Anyway, transfer of “power” to next generations and making a real and/or radical paradigm shift – these are topics I’ve been getting into conversations about for over a decade. And actually, it seems the issue has either heated up, or the boiling point has gone down, because it feels the intensity of concern has increased – especially for disciples from younger generations, and particularly for those in their early 30s to early 40s. It’s more dominant now than in the late 1990s, when long-time church consultant Lyle Schaller gave a seminar at Golden Gate Seminary and brought up the subject to plant a seed. He stated: “When the sequential church leaders do not accommodate the concurrent [i.e., non-linear] thinkers, the concurrent people lose hope.” Food for thought. Better yet: Fuel for action!

We really do not have the luxury of time to figure out a perfectly calculated, slow moving, gentle and incremental kind of a nicey-nicey transfer. It’s a time for urgency, not lethargy. As I’ve stated elsewhere, I believe we now have less than 25 years to FINISH this transition – and if we wait too long to begin, we may find ourselves in a “congregational hospice” situation with no one to take care of us because we ourselves are setting up younger generation members to lose hope and leave.

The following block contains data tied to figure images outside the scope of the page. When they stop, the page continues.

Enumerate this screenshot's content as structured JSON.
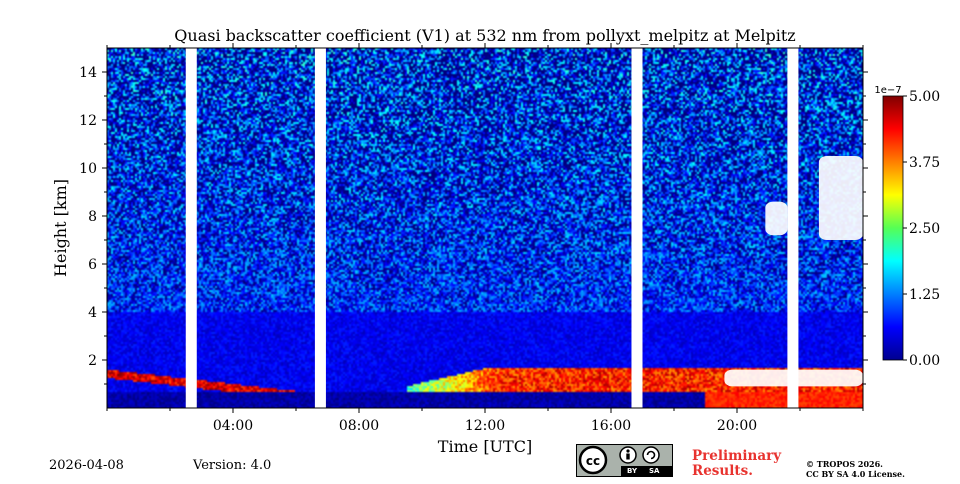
{
  "chart_data": {
    "type": "heatmap",
    "title": "Quasi backscatter coefficient (V1) at 532 nm from pollyxt_melpitz at Melpitz",
    "xlabel": "Time [UTC]",
    "ylabel": "Height [km]",
    "x_unit": "hours UTC",
    "xlim": [
      0,
      24
    ],
    "ylim": [
      0,
      15
    ],
    "xticks": [
      4,
      8,
      12,
      16,
      20
    ],
    "xtick_labels": [
      "04:00",
      "08:00",
      "12:00",
      "16:00",
      "20:00"
    ],
    "x_minor_ticks": [
      0,
      2,
      6,
      10,
      14,
      18,
      22,
      24
    ],
    "yticks": [
      2,
      4,
      6,
      8,
      10,
      12,
      14
    ],
    "ytick_labels": [
      "2",
      "4",
      "6",
      "8",
      "10",
      "12",
      "14"
    ],
    "colorbar": {
      "exponent_label": "1e−7",
      "min": 0.0,
      "max": 5.0,
      "ticks": [
        0.0,
        1.25,
        2.5,
        3.75,
        5.0
      ],
      "tick_labels": [
        "0.00",
        "1.25",
        "2.50",
        "3.75",
        "5.00"
      ],
      "colormap": "jet"
    },
    "data_gaps_hours": [
      [
        2.5,
        2.85
      ],
      [
        6.6,
        6.95
      ],
      [
        16.65,
        17.0
      ],
      [
        21.6,
        21.95
      ]
    ],
    "cloud_mask_regions": [
      {
        "label": "high cloud",
        "t_start": 20.9,
        "t_end": 21.6,
        "h_min": 7.2,
        "h_max": 8.6
      },
      {
        "label": "high cloud",
        "t_start": 22.6,
        "t_end": 24.0,
        "h_min": 7.0,
        "h_max": 10.5
      },
      {
        "label": "low cloud",
        "t_start": 19.6,
        "t_end": 24.0,
        "h_min": 0.9,
        "h_max": 1.6
      }
    ],
    "features": [
      {
        "label": "boundary layer aerosol",
        "t_start": 0.0,
        "t_end": 6.0,
        "h_top": 1.6,
        "level": 4.5
      },
      {
        "label": "boundary layer aerosol",
        "t_start": 9.5,
        "t_end": 24.0,
        "h_top": 1.8,
        "level": 4.0
      },
      {
        "label": "residual layer",
        "t_start": 0.0,
        "t_end": 24.0,
        "h_top": 4.0,
        "level": 1.0
      }
    ]
  },
  "footer": {
    "date": "2026-04-08",
    "version": "Version: 4.0",
    "preliminary": [
      "Preliminary",
      "Results."
    ],
    "copyright": [
      "© TROPOS 2026.",
      "CC BY SA 4.0 License."
    ],
    "license_badge": {
      "by": "BY",
      "sa": "SA"
    }
  }
}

But it ain’t fair if I urge action but have no workable solutions. I’m doing what I can to be constructive, including the time I invest in blogging about stuff that I know most people probably aren’t ready yet … but better to leave a time capsule here for whenever they are, than hope I will be available to share with them in person when they are.

I’ve developed my own set of systems for paradigm analysis and cultural interpretation with a strong component of paradox. A paradoxical paradigm seeks to hold polar opposites in dynamic tension, while other paradigms tend to pick one or the other of them. Therefore, I would suggest that “success” in a corporate transition needs to be a paradoxical, both/and proposition with a series of at least these four elements:

1. Paradigm Partner Participation. To succeed, a paradigm shift must involve people from BOTH conventional church paradigms of Christendom (Traditional and Pragmatic) AND the now-non-conventional church paradigm of post-Christendom (Holistic). If we fail to do this, we abandon part of our people, creating the equivalent of paradigm widows and orphans.

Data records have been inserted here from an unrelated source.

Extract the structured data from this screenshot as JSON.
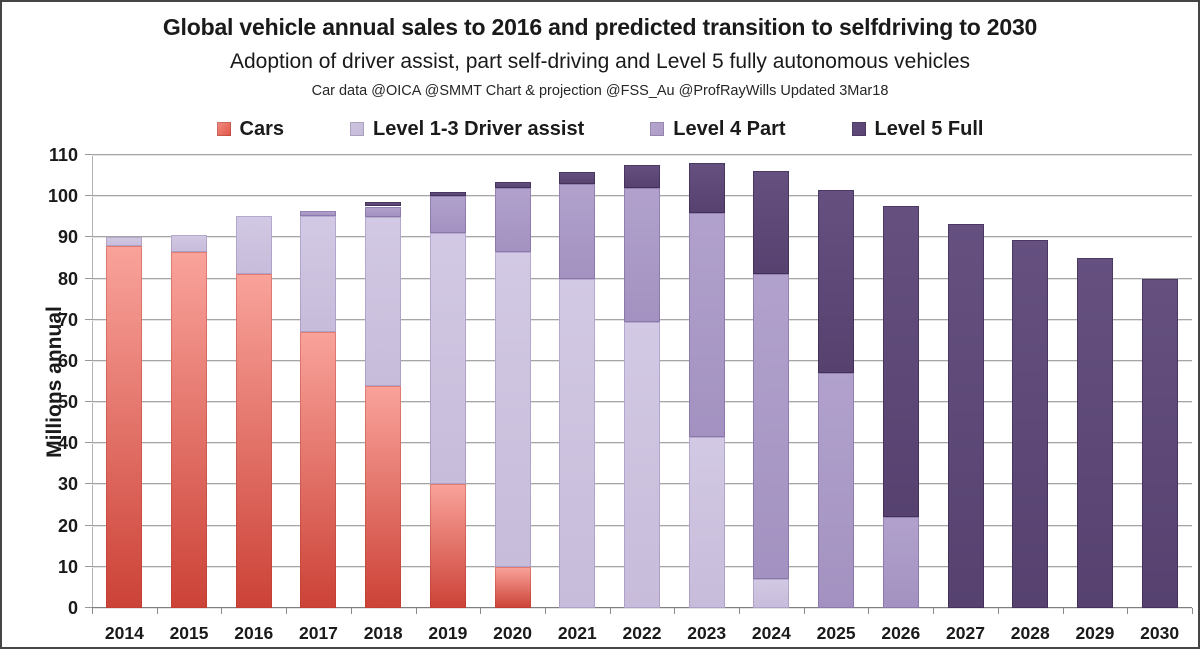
{
  "chart_data": {
    "type": "bar",
    "stacked": true,
    "title": "Global vehicle annual sales to 2016 and predicted transition to selfdriving to 2030",
    "subtitle": "Adoption of driver assist, part self-driving and Level 5 fully autonomous vehicles",
    "credit": "Car data @OICA @SMMT  Chart & projection @FSS_Au  @ProfRayWills Updated 3Mar18",
    "ylabel": "Millions annual",
    "ylim": [
      0,
      110
    ],
    "yticks": [
      0,
      10,
      20,
      30,
      40,
      50,
      60,
      70,
      80,
      90,
      100,
      110
    ],
    "grid": true,
    "legend_position": "top",
    "categories": [
      "2014",
      "2015",
      "2016",
      "2017",
      "2018",
      "2019",
      "2020",
      "2021",
      "2022",
      "2023",
      "2024",
      "2025",
      "2026",
      "2027",
      "2028",
      "2029",
      "2030"
    ],
    "series": [
      {
        "id": "cars",
        "name": "Cars",
        "color_top": "#F9A39B",
        "color_bottom": "#CC4237",
        "swatch_top": "#F18D82",
        "swatch_bottom": "#E25546",
        "edge": "rgba(175,55,42,0.35)",
        "values": [
          88,
          86.5,
          81,
          67,
          54,
          30,
          10,
          0,
          0,
          0,
          0,
          0,
          0,
          0,
          0,
          0,
          0
        ]
      },
      {
        "id": "level-1-3",
        "name": "Level 1-3 Driver assist",
        "color_top": "#D2C9E4",
        "color_bottom": "#C7BCDA",
        "swatch_top": "#CDC4E0",
        "swatch_bottom": "#C6BBD9",
        "edge": "rgba(115,95,155,0.30)",
        "values": [
          2,
          4,
          14.3,
          28.3,
          41,
          61,
          76.5,
          80,
          69.5,
          41.5,
          7,
          0,
          0,
          0,
          0,
          0,
          0
        ]
      },
      {
        "id": "level-4",
        "name": "Level 4 Part",
        "color_top": "#B1A1CC",
        "color_bottom": "#A392C1",
        "swatch_top": "#B5A6CE",
        "swatch_bottom": "#AC9BC8",
        "edge": "rgba(92,72,132,0.35)",
        "values": [
          0,
          0,
          0,
          1,
          2.5,
          9,
          15.5,
          23,
          32.5,
          54.5,
          74,
          57,
          22,
          0,
          0,
          0,
          0
        ]
      },
      {
        "id": "level-5",
        "name": "Level 5 Full",
        "color_top": "#655080",
        "color_bottom": "#56416F",
        "swatch_top": "#604B7C",
        "swatch_bottom": "#594473",
        "edge": "rgba(42,28,62,0.45)",
        "values": [
          0,
          0,
          0,
          0,
          1,
          1,
          1.5,
          2.8,
          5.5,
          12,
          25,
          44.5,
          75.5,
          93.3,
          89.3,
          85,
          80
        ]
      }
    ]
  }
}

2. Healthy People, Healthy Perspective. To succeed, a paradigm shift must be comprehensive, connective, and integrative – BOTH relationally by incorporating all the members of the body AND informationally by accommodating all the kinds of learning style elements God has implanted in people. If we fail to do this, we will have a deficient, dissected, disintegrated body and/or a partial, disconnected, reductionist theology.

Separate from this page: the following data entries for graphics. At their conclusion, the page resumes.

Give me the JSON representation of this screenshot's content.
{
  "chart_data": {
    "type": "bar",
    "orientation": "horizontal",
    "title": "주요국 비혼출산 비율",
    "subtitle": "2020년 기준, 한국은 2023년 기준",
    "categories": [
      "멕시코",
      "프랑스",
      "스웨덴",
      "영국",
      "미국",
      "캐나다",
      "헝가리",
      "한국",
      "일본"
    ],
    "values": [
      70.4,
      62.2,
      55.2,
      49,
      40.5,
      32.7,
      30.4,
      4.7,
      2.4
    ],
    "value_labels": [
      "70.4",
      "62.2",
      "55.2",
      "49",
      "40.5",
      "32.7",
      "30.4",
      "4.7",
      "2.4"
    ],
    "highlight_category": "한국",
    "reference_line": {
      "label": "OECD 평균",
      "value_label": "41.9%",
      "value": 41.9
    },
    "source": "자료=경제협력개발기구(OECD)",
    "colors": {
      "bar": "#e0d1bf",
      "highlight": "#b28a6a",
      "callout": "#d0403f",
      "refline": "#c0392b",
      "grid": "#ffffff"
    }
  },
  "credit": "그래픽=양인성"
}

3. Complementarity in Forward-Movement Cross-Cultural Processes. To succeed, a paradigm shift must involve BOTH pushing toward the future by members of the Traditional and Pragmatic paradigms AND pulling into the future by members of the Holistic paradigm. If we fail to do this, one of the two groups will become imperialists, enslaving the other to a culturally impermanent process, and also both are likely to succumb to loss of cultural flexibility as they endure culture shock from stretching too far, for too long a time, with too much baking from the heat of activity.

4. Complementarity between Necessary Boundaries and Unleashed Creativity. To succeed, a paradigm shift must involve BOTH organic processes with listening to the leading of the Holy Spirit AND organizational procedures with implementing intentional plans. If we fail to do this, we lose the opportunity to optimize our creativity within the boundaries set by both external and internal factors of biblical mandates, paradigm realities, and cultural context.

I really do need to leave these four points at that, or else I shall undoubtedly launch myself into an all-nighter all-writer – indeed a recipe for short-term fun but a long-term disaster! Besides, I need to finish my posts on methodological models that are not or are not necessarily missional. And posts finishing up the Recovery from Spiritual Abuse series. And … and – oh well, the truth is, these topics rotate through my reflection and focus, and they emerge from my virtual pen when they’re ready. And that’s the way I like to do it. Hope it works okay for you as well!